Prolixity | A programming language designed for iOS devices | iOS library

Your basic understand of the camera and view matrix is correct. The camera is normally used to describe the position and orientation of the viewer/camera in the world while the view matrix would be used to transform from world space to view space so it should be the inverse of the camera matrix.

Note that in matrix math there is a difference in the order in which transformations are applied: rotating and then translating is different from translating and then rotating (we'll leave scaling out of the equation here since you normally don't scale a camera - zooming would be done via the projection matrix).

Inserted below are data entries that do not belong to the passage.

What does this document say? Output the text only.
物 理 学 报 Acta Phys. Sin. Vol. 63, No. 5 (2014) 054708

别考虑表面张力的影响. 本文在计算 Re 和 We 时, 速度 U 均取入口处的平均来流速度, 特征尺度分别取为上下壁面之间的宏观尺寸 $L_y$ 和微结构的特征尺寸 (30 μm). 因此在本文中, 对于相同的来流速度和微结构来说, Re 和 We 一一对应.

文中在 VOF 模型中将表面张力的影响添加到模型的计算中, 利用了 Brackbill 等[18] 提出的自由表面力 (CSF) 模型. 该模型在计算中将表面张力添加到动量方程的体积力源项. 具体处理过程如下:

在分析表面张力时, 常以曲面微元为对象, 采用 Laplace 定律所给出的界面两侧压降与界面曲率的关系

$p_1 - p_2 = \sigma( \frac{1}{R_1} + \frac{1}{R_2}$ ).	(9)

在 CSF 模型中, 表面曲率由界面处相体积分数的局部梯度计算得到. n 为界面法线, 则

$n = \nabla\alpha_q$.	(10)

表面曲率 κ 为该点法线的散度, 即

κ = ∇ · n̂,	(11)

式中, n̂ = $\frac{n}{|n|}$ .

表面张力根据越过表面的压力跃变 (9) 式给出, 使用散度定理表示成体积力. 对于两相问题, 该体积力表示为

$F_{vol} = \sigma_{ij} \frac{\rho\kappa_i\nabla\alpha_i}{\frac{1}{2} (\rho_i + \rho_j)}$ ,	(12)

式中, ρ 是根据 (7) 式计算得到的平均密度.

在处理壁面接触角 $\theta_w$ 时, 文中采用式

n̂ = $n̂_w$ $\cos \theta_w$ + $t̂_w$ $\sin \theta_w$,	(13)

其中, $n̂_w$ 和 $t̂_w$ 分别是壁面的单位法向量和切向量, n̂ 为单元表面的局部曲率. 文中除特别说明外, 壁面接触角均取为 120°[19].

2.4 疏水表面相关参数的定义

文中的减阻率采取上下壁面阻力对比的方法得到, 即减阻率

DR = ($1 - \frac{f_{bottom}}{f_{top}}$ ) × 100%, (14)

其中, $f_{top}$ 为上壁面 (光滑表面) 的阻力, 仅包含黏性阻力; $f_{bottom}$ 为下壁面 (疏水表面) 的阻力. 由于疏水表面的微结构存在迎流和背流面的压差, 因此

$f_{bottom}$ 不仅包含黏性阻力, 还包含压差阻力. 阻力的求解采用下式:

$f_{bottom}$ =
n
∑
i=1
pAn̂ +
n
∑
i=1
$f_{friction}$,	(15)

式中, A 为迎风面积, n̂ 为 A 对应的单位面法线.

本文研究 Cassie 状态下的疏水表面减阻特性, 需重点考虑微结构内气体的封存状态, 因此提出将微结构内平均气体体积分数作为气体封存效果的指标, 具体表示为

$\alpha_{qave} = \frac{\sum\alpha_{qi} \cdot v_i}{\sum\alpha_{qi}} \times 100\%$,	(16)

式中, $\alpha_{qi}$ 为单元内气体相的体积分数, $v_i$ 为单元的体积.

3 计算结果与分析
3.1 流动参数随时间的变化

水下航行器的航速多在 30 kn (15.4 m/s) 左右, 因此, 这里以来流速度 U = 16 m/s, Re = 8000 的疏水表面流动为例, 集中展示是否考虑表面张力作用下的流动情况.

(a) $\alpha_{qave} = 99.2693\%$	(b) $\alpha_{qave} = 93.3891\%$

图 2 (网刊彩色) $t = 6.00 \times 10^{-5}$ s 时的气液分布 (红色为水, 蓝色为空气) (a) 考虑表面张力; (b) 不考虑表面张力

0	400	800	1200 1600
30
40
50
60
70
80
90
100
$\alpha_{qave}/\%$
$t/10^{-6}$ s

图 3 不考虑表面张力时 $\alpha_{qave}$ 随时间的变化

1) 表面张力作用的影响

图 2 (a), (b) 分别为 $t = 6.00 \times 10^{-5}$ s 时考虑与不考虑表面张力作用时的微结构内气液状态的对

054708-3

When building your camera matrix you'd first rotate to set camera orientation and then translate to set camera position, i.e. you treat the camera as sitting at 0/0/0, looking along the z axis (so the view vector would be 0/0/1). After rotating you get a different normalized view vector but the camera would still "sit" at 0/0/0. Then you translate to the actual camera position (you might need additional matrix operations to calculate that position but I'd do that in a separate step for starters - until you get things right).

Can you explain me how first rotating and then translating with the negative camera position provides the inverted camera transformation matrix please?

It shouldn't as the resulting view matrix would apply a different direction. The "negative" rotation (i.e. angle +/- 180 degrees) should work though. In that case you rotate a vector to point to the camera (so if the camera turns 45 degrees around the y-axis any object "pointing to the camera" would need to rotate by 225 or -135 degrees around the same axis).

Negative translation is ok since if you move the camera to 4/3/2 in world space a translation by -4/-3/-2 would move any coordinate in world space into view space.